A Case for Lawyers
Monday, July 28th, 2014I doubt that a week goes by that I don’t think of the line from one of Shakespeare’s least memorable characters, Dick the butcher in Henry VI (Part 2).
It was Dick who said, “The first thing we do, let’s kill all the lawyers.”
While this rarely happens, it’s nice to see when legal greed gets its comeuppance as it did recently when a patent troll not only lost their case, but the judge shifted the cost to the plaintiff.
Lawyers can do a lot of good, too, especially when used creatively, the way Cincinnati Children’s Hospital Medical Center does.
In 2008, the hospital and the Legal Aid Society of Greater Cincinnati set up a medical-legal partnership, the Cincinnati Child Health-Law Partnership or Child HeLP.
In 2008 the hospital identified NY Group, a landlord that owned 18 buildings and consistently refused to fix issues that were health problems.
That’s where the lawyers come in because penny-pinching landlords don’t listen to “do-gooders” like social workers.

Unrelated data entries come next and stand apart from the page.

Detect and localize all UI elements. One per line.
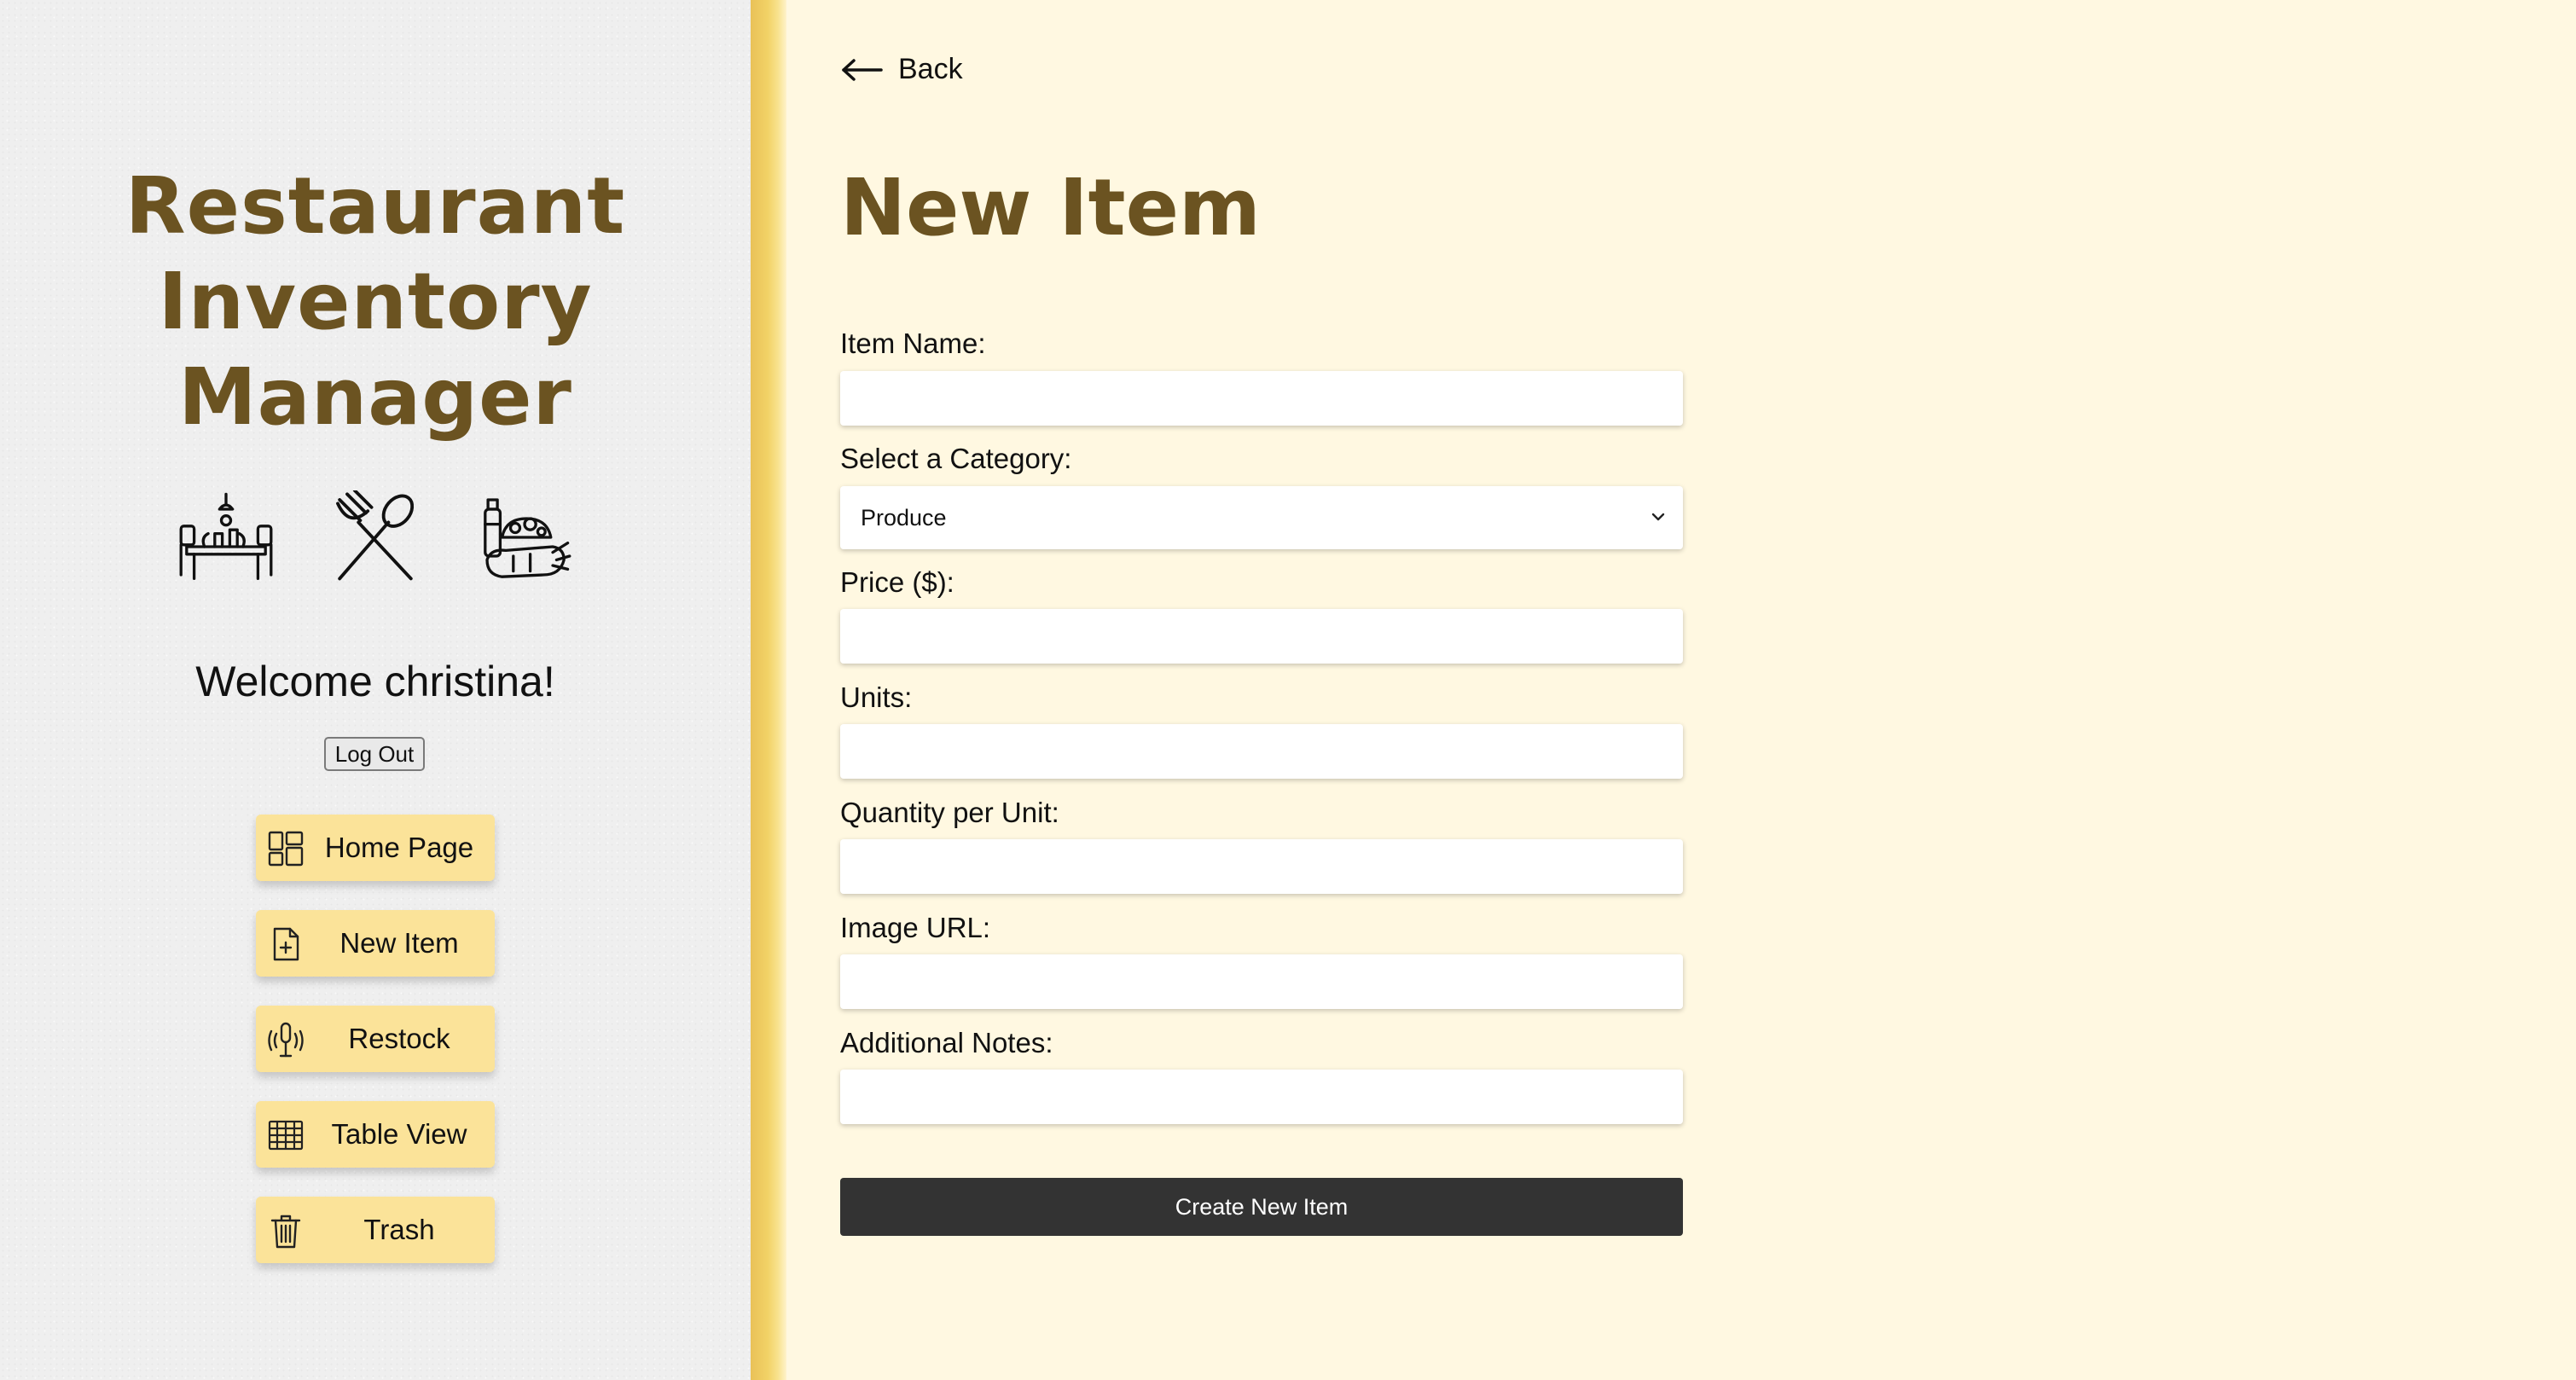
image-url-input[interactable] [840, 954, 1683, 1009]
welcome-message: Welcome christina! [195, 658, 555, 705]
nav-trash-button[interactable]: Trash [256, 1197, 495, 1263]
fork-spoon-icon [336, 490, 415, 581]
table-icon [268, 1120, 304, 1151]
nav-home-page-button[interactable]: Home Page [256, 815, 495, 881]
page-title: New Item [840, 162, 1261, 253]
app-title-line-1: Restaurant [125, 160, 626, 252]
price-input[interactable] [840, 609, 1683, 664]
create-new-item-button[interactable]: Create New Item [840, 1178, 1683, 1236]
additional-notes-label: Additional Notes: [840, 1027, 1053, 1058]
decorative-icons-row [179, 490, 571, 584]
sidebar-nav: Home Page New Item Restock Table View Tr… [256, 815, 495, 1292]
app-title: Restaurant Inventory Manager [0, 159, 751, 445]
quantity-per-unit-input[interactable] [840, 839, 1683, 894]
divider-stripe [751, 0, 786, 1380]
nav-new-item-button[interactable]: New Item [256, 910, 495, 977]
item-name-label: Item Name: [840, 328, 986, 359]
restock-icon [268, 1022, 304, 1058]
chevron-down-icon [1651, 513, 1665, 521]
dining-table-icon [179, 492, 273, 581]
category-select[interactable]: Produce [840, 486, 1683, 549]
grocery-bag-icon [484, 498, 571, 578]
category-selected-value: Produce [861, 504, 947, 531]
arrow-left-icon [842, 58, 883, 81]
units-input[interactable] [840, 724, 1683, 779]
app-title-line-2: Inventory [158, 256, 593, 347]
item-name-input[interactable] [840, 371, 1683, 426]
back-link[interactable]: Back [840, 53, 963, 86]
new-file-icon [273, 927, 299, 961]
image-url-label: Image URL: [840, 912, 991, 943]
nav-table-view-button[interactable]: Table View [256, 1101, 495, 1168]
trash-icon [270, 1215, 301, 1249]
price-label: Price ($): [840, 566, 954, 598]
logout-button[interactable]: Log Out [324, 737, 425, 771]
quantity-per-unit-label: Quantity per Unit: [840, 797, 1059, 828]
nav-restock-button[interactable]: Restock [256, 1006, 495, 1072]
category-label: Select a Category: [840, 443, 1072, 474]
dashboard-icon [268, 831, 304, 867]
app-title-line-3: Manager [178, 351, 572, 443]
units-label: Units: [840, 681, 913, 713]
additional-notes-input[interactable] [840, 1070, 1683, 1124]
back-label: Back [898, 53, 963, 85]
sidebar: Restaurant Inventory Manager Welcome chr… [0, 0, 751, 1380]
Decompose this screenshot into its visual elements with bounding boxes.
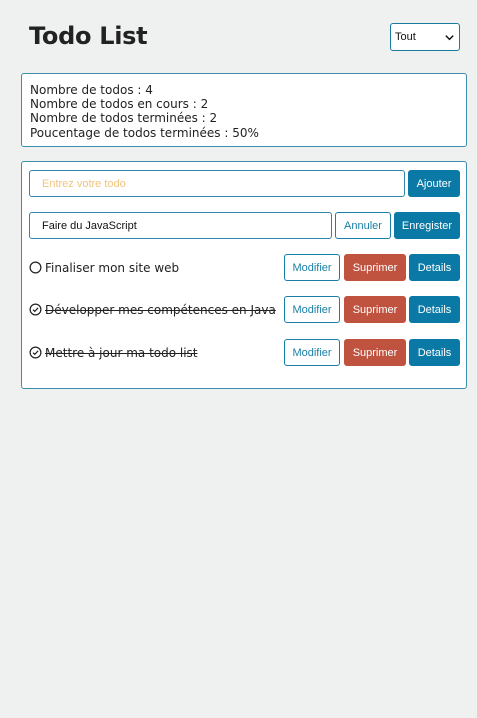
stats-total: Nombre de todos : 4 — [30, 83, 153, 97]
modify-button[interactable]: Modifier — [284, 339, 340, 366]
stats-percentage: Poucentage de todos terminées : 50% — [30, 125, 259, 140]
chevron-down-icon — [445, 34, 454, 40]
new-todo-input[interactable]: Entrez votre todo — [29, 170, 405, 197]
save-button[interactable]: Enregister — [394, 212, 460, 239]
details-button[interactable]: Details — [409, 296, 460, 323]
delete-button[interactable]: Suprimer — [344, 254, 406, 281]
cancel-button[interactable]: Annuler — [335, 212, 391, 239]
filter-select[interactable]: Tout — [390, 23, 460, 51]
details-button[interactable]: Details — [409, 254, 460, 281]
edit-todo-input[interactable]: Faire du JavaScript — [29, 212, 332, 239]
todo-page: Todo List Tout Nombre de todos : 4 Nombr… — [0, 0, 477, 718]
delete-button[interactable]: Suprimer — [344, 339, 406, 366]
stats-panel: Nombre de todos : 4 Nombre de todos en c… — [21, 73, 467, 147]
delete-button[interactable]: Suprimer — [344, 296, 406, 323]
modify-button[interactable]: Modifier — [284, 254, 340, 281]
todo-label: Mettre à jour ma todo list — [45, 345, 198, 360]
todo-panel: Entrez votre todo Ajouter Faire du JavaS… — [21, 161, 467, 389]
todo-label: Développer mes compétences en Java — [45, 302, 276, 317]
check-circle-icon[interactable] — [29, 303, 42, 316]
check-circle-icon[interactable] — [29, 346, 42, 359]
stats-done: Nombre de todos terminées : 2 — [30, 111, 218, 126]
page-title: Todo List — [29, 22, 148, 50]
details-button[interactable]: Details — [409, 339, 460, 366]
add-button[interactable]: Ajouter — [408, 170, 460, 197]
stats-in-progress: Nombre de todos en cours : 2 — [30, 97, 209, 112]
filter-select-value: Tout — [395, 31, 416, 43]
todo-label: Finaliser mon site web — [45, 260, 180, 275]
modify-button[interactable]: Modifier — [284, 296, 340, 323]
circle-icon[interactable] — [29, 261, 42, 274]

Child HeLP lawyers went after NY Group, even suing on behalf of one disabled child, forcing the repairs to be done quickly.
But their efforts didn’t stop there.
At the same time, NY Group was walking away from the buildings — Fannie Mae foreclosed on all 19 by the end of July. Legal Aid helped tenants to organize and have a voice in the foreclosure process — among other things, they wanted to make sure that the buildings remain subsidized housing.
Ultimately that pressure resulted in widespread repairs, and helped persuade Fannie Mae to sell the buildings to Community Builders, a Boston-based nonprofit that develops and operates good low-income housing (which is maintaining the subsidies). Reconstruction is about to start.
And because the approach works so well it is spreading across the country.
Perhaps it’s time to modify Shakespeare’s words to “First, let’s kill most of the lawyers.”
Hat tip to KG Charles-Harris for alerting me to the troll story.